Thus, Bindu is representative of two opposing concepts – one a ‘hole’ in which all vibrations vanish, and the other a ‘bright spark’ that emanates energy. And this vibrating Bindu is the Spanda of the Shiv-sūtras of the Āgamas. Spanda literally means a ‘throb’, a pulsation of energy that spawns all creation. It is a concentrated microcosmic unit that unfolds to reveal all dimensions.
By the way, Mishraji explains that, the Āgama is generally mistranslated by scholars as ‘testimony or competent evidence’[3]. Āgama is more. It is actually the “cognitive process that, this true testimony, produces in the person receiving it”. It is the very act of understanding in the receiver’s mind, like the Sphota of Bhartrihari. Therefore, Mishraji concludes that even though Bindu is throbbing “it is neither a unit of time like kshana nor a space unit like the atom or Anu. Rather, it is a unit of consciousness, which at the same time, becomes the body of the material world.”

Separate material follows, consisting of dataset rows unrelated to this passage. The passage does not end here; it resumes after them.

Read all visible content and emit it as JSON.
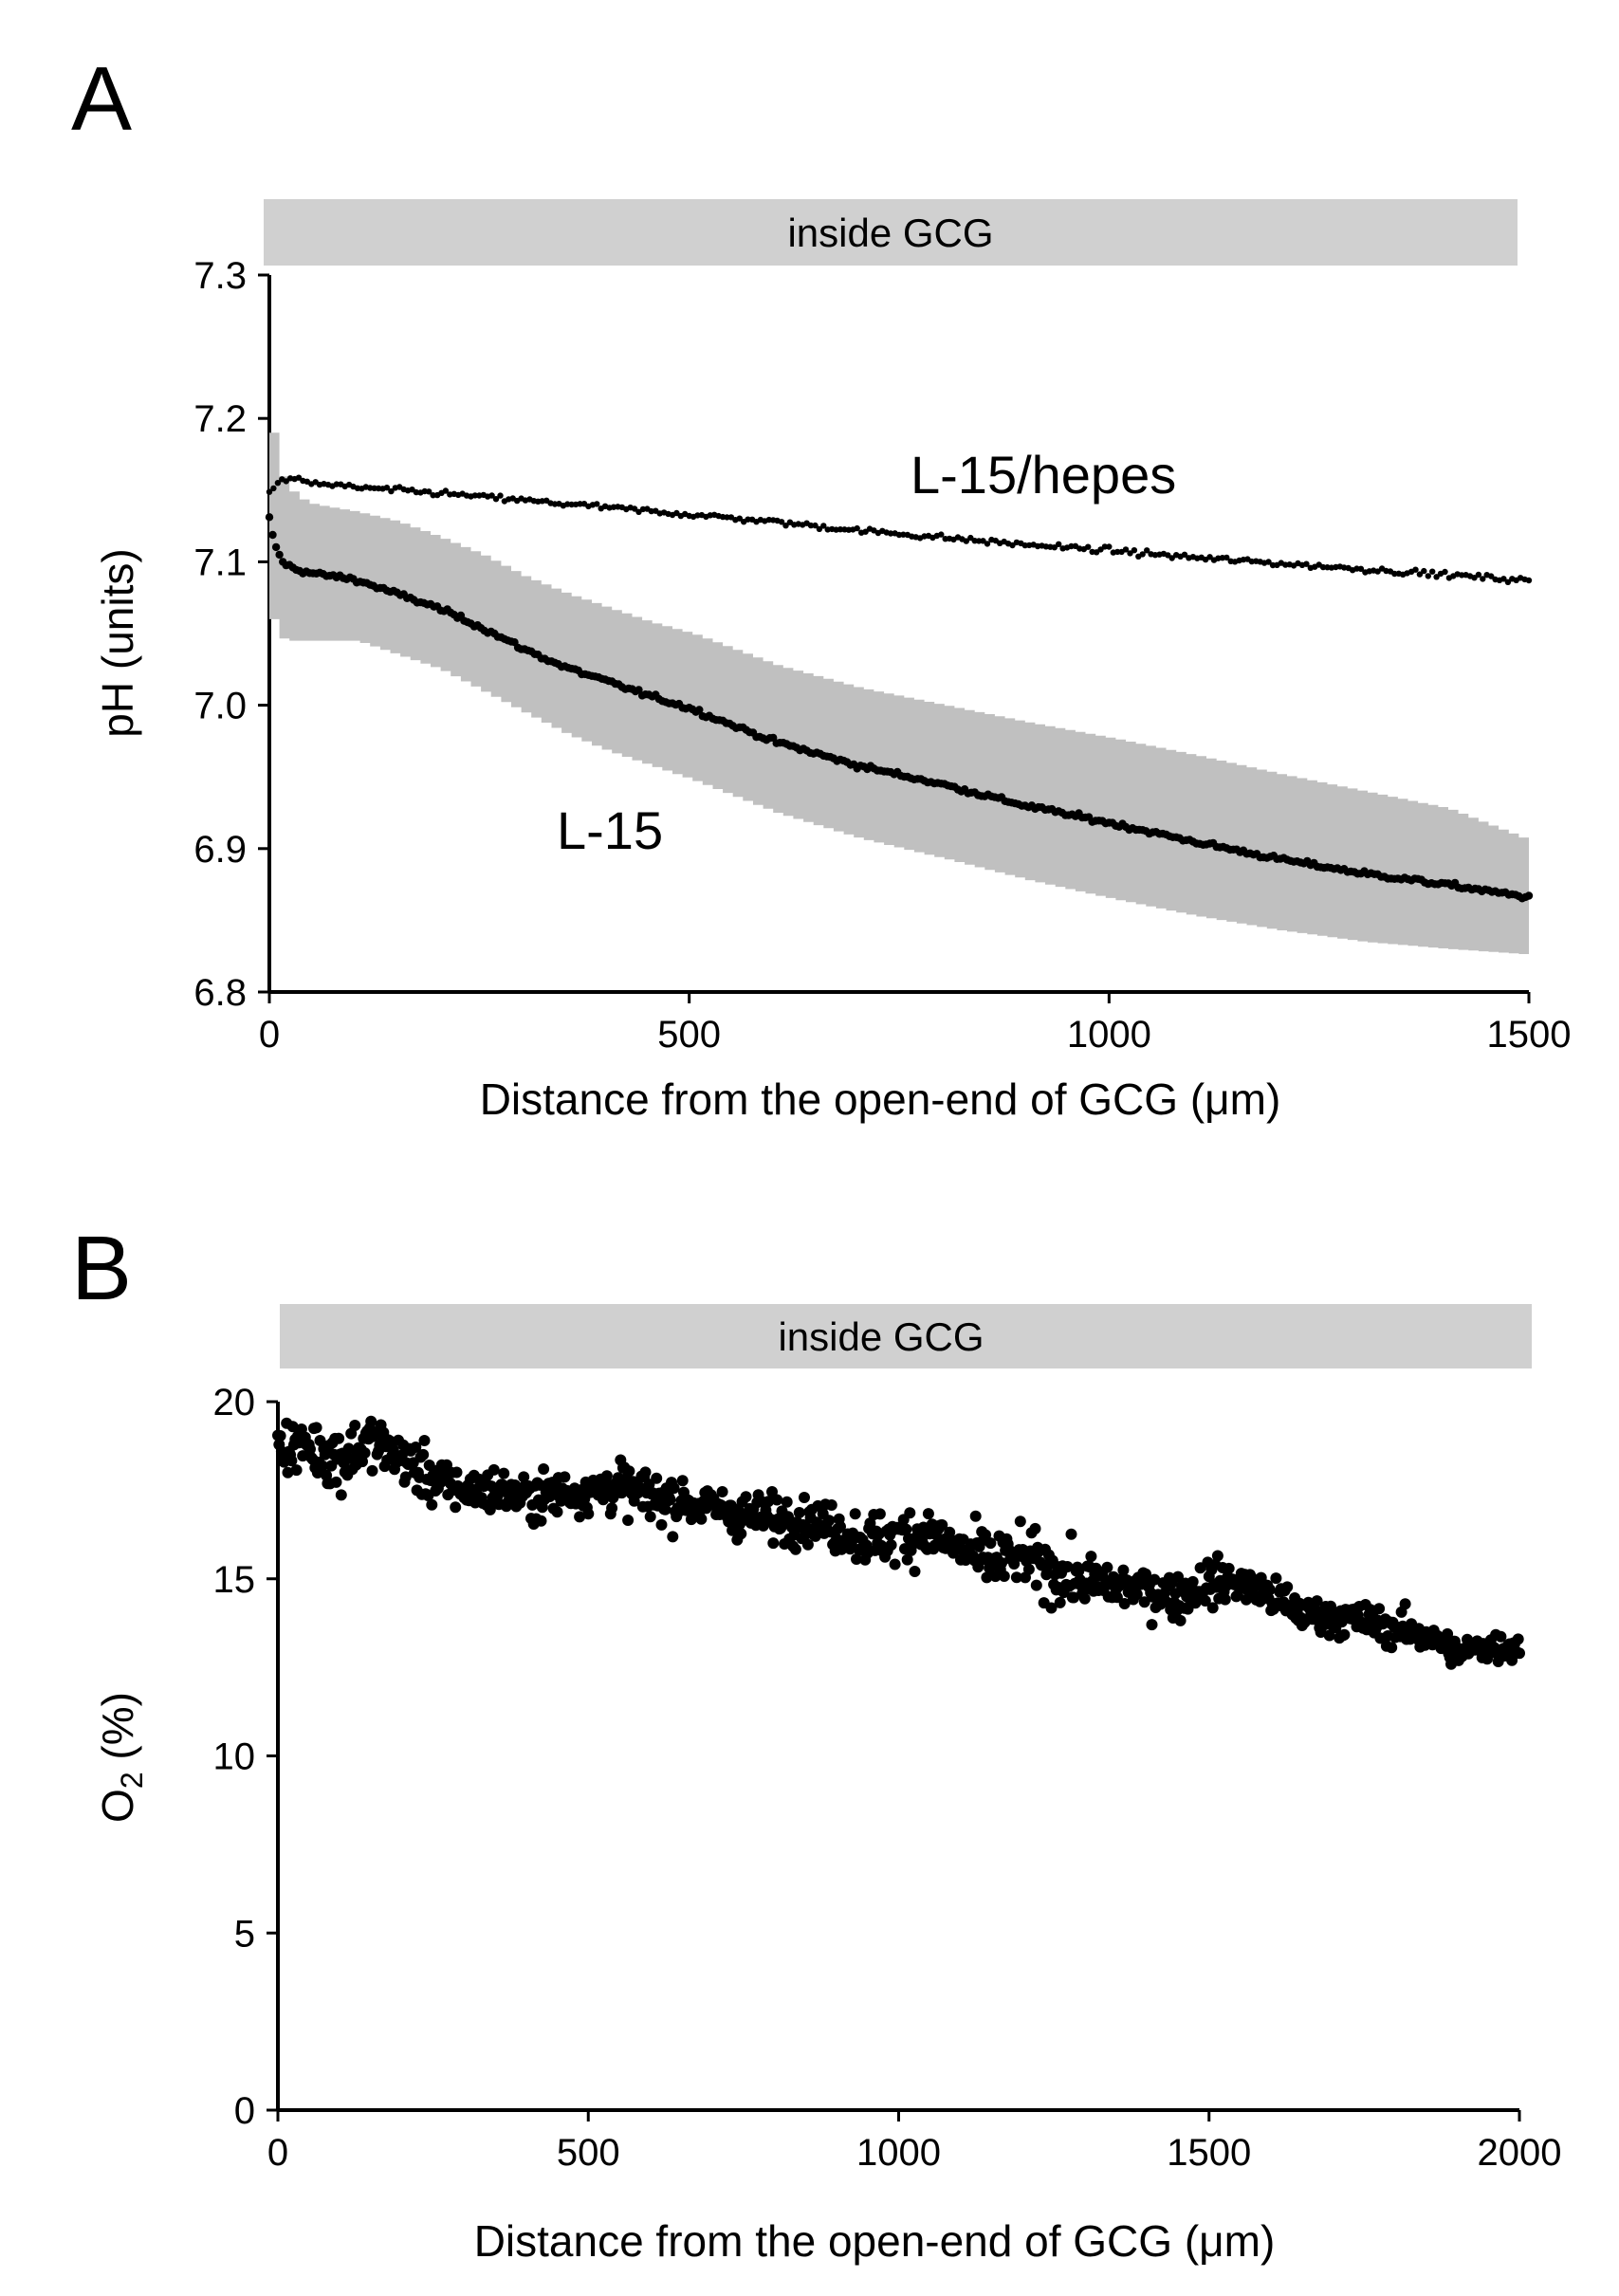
{
  "chart_data": [
    {
      "panel": "A",
      "type": "scatter",
      "band_label": "inside GCG",
      "xlabel": "Distance from the open-end of GCG (μm)",
      "ylabel": "pH (units)",
      "xlim": [
        0,
        1500
      ],
      "ylim": [
        6.8,
        7.3
      ],
      "x_ticks": [
        "0",
        "500",
        "1000",
        "1500"
      ],
      "x_tick_values": [
        0,
        500,
        1000,
        1500
      ],
      "y_ticks": [
        "6.8",
        "6.9",
        "7.0",
        "7.1",
        "7.2",
        "7.3"
      ],
      "y_tick_values": [
        6.8,
        6.9,
        7.0,
        7.1,
        7.2,
        7.3
      ],
      "series": [
        {
          "name": "L-15/hepes",
          "label": "L-15/hepes",
          "x": [
            0,
            10,
            25,
            50,
            100,
            200,
            300,
            400,
            500,
            600,
            700,
            800,
            900,
            1000,
            1100,
            1200,
            1300,
            1400,
            1500
          ],
          "y": [
            7.15,
            7.155,
            7.158,
            7.155,
            7.152,
            7.148,
            7.143,
            7.138,
            7.133,
            7.128,
            7.122,
            7.117,
            7.112,
            7.108,
            7.103,
            7.099,
            7.095,
            7.091,
            7.087
          ]
        },
        {
          "name": "L-15",
          "label": "L-15",
          "x": [
            0,
            5,
            15,
            30,
            50,
            100,
            150,
            200,
            250,
            300,
            350,
            400,
            450,
            500,
            600,
            700,
            800,
            900,
            1000,
            1100,
            1200,
            1300,
            1400,
            1500
          ],
          "y": [
            7.13,
            7.115,
            7.1,
            7.095,
            7.092,
            7.088,
            7.078,
            7.068,
            7.055,
            7.04,
            7.027,
            7.017,
            7.007,
            6.998,
            6.975,
            6.958,
            6.945,
            6.93,
            6.918,
            6.905,
            6.893,
            6.883,
            6.875,
            6.866
          ],
          "error_upper": [
            7.19,
            7.17,
            7.155,
            7.145,
            7.14,
            7.135,
            7.128,
            7.117,
            7.105,
            7.09,
            7.078,
            7.068,
            7.058,
            7.05,
            7.028,
            7.012,
            7.0,
            6.988,
            6.977,
            6.965,
            6.952,
            6.94,
            6.928,
            6.905
          ],
          "error_lower": [
            7.06,
            7.05,
            7.045,
            7.045,
            7.045,
            7.045,
            7.035,
            7.025,
            7.01,
            6.995,
            6.98,
            6.968,
            6.958,
            6.948,
            6.925,
            6.907,
            6.893,
            6.878,
            6.865,
            6.853,
            6.843,
            6.835,
            6.83,
            6.826
          ]
        }
      ]
    },
    {
      "panel": "B",
      "type": "scatter",
      "band_label": "inside GCG",
      "xlabel": "Distance from the open-end of GCG (μm)",
      "ylabel": "O",
      "ylabel_sub": "2",
      "ylabel_unit": " (%)",
      "xlim": [
        0,
        2000
      ],
      "ylim": [
        0,
        20
      ],
      "x_ticks": [
        "0",
        "500",
        "1000",
        "1500",
        "2000"
      ],
      "x_tick_values": [
        0,
        500,
        1000,
        1500,
        2000
      ],
      "y_ticks": [
        "0",
        "5",
        "10",
        "15",
        "20"
      ],
      "y_tick_values": [
        0,
        5,
        10,
        15,
        20
      ],
      "series": [
        {
          "name": "O2",
          "x": [
            0,
            50,
            100,
            150,
            200,
            250,
            300,
            350,
            400,
            450,
            500,
            550,
            600,
            650,
            700,
            750,
            800,
            850,
            900,
            950,
            1000,
            1050,
            1100,
            1150,
            1200,
            1250,
            1300,
            1350,
            1400,
            1450,
            1500,
            1550,
            1600,
            1650,
            1700,
            1750,
            1800,
            1850,
            1900,
            1950,
            2000
          ],
          "y": [
            18.8,
            18.7,
            18.4,
            18.9,
            18.4,
            17.8,
            17.5,
            17.5,
            17.3,
            17.4,
            17.5,
            17.6,
            17.3,
            17.2,
            17.0,
            16.8,
            16.7,
            16.7,
            16.4,
            16.1,
            16.2,
            16.3,
            15.8,
            15.5,
            15.6,
            15.2,
            14.9,
            14.8,
            14.7,
            14.5,
            14.9,
            14.9,
            14.5,
            14.0,
            13.9,
            13.8,
            13.6,
            13.4,
            12.9,
            13.1,
            13.1
          ],
          "scatter": [
            0.45,
            0.55,
            0.7,
            0.5,
            0.55,
            0.5,
            0.45,
            0.45,
            0.45,
            0.45,
            0.45,
            0.5,
            0.5,
            0.45,
            0.45,
            0.45,
            0.45,
            0.45,
            0.45,
            0.5,
            0.55,
            0.55,
            0.55,
            0.55,
            0.55,
            0.55,
            0.55,
            0.45,
            0.45,
            0.45,
            0.45,
            0.45,
            0.4,
            0.4,
            0.35,
            0.35,
            0.35,
            0.35,
            0.3,
            0.3,
            0.3
          ]
        }
      ]
    }
  ],
  "panels": {
    "a_letter": "A",
    "b_letter": "B"
  }
}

These words remind me of the idea of “point of choice” in the path breaking paper in Quantum Mechanics (QM) by Hugh Everett III who in 1957, as a 19 year old graduate student of Princeton University, came up with “The Many World Theory”[4]. This was to resolve the ‘Wave & Particle’ duality that is inherent in QM experiments at the sub-atomic level. At this level in QM, matter does not have a discrete nature – it remains in the realm of probabilistic wave energy emerging in the real world as a particle only when a conscious observer ‘looks’ at it.